Seferis’s poetic production is not large, but because of the uniqueness of its thought and style and the beauty of its language, it has become a lasting symbol of all that is indestructible in the Hellenic affirmation of life.[...] When reading Seferis we are forcibly reminded of a fact that is sometimes forgotten: geographically, Greece is not only a peninsula but also a world of water and foam, strewn with myriad islands, an ancient sea kingdom, the perilous and stormy home of the mariner.[...] Technically, Seferis has received vital impulses from T. S. Eliot, but underneath the tone is unmistakably his own, often carrying a broken echo of the music from an ancient Greek chorus.

==Banquet speech==
In his speech at the Nobel prize banquet at Stockholm City Hall, Seferis thanked the Swedish Academy for paying homage to literature written in the Greek language and for honouring poetry:

I find it significant that Sweden wishes to honour not only this poetry, but poetry in general, even when it originates in a small people.
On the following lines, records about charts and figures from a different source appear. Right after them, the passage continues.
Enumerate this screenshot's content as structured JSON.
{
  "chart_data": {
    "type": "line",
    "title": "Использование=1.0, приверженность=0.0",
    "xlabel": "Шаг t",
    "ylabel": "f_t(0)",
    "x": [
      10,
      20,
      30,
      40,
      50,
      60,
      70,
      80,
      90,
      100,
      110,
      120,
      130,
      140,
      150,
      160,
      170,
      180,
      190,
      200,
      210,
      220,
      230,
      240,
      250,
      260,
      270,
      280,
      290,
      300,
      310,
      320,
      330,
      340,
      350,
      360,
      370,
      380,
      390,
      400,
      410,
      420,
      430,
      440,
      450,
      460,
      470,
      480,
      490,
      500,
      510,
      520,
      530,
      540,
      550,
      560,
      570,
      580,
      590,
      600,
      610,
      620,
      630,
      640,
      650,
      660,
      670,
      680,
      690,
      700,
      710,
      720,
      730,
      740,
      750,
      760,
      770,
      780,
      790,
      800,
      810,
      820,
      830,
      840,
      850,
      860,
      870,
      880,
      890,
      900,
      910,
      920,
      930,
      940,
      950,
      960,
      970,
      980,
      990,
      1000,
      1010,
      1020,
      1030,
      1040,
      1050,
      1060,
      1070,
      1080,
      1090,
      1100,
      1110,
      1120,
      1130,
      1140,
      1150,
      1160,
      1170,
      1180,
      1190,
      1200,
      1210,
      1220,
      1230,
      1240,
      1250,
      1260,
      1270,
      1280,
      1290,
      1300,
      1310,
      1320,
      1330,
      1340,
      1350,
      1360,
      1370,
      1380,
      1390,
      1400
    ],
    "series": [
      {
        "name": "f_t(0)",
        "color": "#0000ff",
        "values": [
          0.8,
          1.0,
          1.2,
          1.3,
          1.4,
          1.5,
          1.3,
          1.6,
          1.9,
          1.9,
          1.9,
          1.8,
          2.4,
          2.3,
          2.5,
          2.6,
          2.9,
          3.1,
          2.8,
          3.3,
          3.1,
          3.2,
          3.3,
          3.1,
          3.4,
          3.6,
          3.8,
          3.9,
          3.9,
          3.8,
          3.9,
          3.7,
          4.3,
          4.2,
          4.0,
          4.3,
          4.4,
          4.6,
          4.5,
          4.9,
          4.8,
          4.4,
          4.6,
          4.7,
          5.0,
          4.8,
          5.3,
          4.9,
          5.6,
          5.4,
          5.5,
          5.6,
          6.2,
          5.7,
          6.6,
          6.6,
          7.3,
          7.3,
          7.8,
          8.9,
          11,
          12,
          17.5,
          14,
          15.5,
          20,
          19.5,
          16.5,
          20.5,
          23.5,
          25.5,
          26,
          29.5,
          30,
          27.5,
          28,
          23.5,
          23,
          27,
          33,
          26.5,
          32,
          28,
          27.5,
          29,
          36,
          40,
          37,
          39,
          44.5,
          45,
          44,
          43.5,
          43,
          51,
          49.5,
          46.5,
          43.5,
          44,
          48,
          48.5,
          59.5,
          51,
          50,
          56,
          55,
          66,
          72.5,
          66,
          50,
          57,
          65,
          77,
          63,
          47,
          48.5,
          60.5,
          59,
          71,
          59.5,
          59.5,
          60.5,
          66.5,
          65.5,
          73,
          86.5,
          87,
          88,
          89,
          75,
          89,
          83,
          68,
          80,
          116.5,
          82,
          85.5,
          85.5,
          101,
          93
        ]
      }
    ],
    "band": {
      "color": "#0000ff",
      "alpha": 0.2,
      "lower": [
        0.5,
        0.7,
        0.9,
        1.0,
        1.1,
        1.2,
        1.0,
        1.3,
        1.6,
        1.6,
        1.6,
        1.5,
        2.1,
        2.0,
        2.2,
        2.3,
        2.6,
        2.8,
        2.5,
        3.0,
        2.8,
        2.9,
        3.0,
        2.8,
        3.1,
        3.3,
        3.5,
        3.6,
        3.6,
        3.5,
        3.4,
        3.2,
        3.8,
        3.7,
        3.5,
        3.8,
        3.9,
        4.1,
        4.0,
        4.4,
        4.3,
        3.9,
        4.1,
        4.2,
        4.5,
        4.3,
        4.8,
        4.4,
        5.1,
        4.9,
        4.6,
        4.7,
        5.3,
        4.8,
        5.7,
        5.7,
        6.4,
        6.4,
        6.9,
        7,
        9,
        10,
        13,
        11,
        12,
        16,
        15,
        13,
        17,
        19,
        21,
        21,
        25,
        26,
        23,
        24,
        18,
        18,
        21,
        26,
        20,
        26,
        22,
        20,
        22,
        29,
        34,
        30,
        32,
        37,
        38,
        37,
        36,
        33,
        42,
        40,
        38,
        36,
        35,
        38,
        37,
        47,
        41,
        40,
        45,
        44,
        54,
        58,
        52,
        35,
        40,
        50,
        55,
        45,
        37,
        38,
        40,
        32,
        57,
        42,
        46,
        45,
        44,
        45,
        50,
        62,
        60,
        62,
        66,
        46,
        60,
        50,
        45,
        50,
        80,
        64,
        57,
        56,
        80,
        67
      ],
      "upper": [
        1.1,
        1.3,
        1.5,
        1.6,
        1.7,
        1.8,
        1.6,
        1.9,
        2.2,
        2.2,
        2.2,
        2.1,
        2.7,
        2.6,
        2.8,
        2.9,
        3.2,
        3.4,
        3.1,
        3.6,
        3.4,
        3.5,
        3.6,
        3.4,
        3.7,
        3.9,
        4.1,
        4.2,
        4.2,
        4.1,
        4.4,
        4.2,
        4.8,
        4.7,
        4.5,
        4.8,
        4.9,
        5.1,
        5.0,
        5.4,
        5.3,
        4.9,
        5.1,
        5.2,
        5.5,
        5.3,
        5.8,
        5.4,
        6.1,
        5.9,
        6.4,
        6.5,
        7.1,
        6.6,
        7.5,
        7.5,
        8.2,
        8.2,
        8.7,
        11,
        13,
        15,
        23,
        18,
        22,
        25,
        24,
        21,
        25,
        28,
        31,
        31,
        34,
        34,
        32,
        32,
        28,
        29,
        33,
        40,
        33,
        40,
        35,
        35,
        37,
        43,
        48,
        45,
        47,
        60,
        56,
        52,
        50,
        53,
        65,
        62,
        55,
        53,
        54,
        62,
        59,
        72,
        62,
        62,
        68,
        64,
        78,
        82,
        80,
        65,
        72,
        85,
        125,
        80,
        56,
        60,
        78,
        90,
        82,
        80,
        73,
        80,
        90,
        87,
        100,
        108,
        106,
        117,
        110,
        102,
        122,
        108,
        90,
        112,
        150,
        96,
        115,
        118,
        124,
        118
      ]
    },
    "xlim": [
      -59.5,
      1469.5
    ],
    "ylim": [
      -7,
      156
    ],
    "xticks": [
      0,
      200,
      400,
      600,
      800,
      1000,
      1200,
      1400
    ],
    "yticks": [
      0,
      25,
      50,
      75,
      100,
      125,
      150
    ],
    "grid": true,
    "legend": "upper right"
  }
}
For I think that poetry is necessary to this modern world in which we are afflicted by fear and disquiet. Poetry has its roots in human breath – and what would we be if our breath were diminished? Poetry is an act of confidence – and who knows whether our unease is not due to a lack of confidence?

==Nobel lecture==
Giorgos Seferis delivered his Nobel lecture entitled Some Notes on Modern Greek Tradition on 11 December 1963.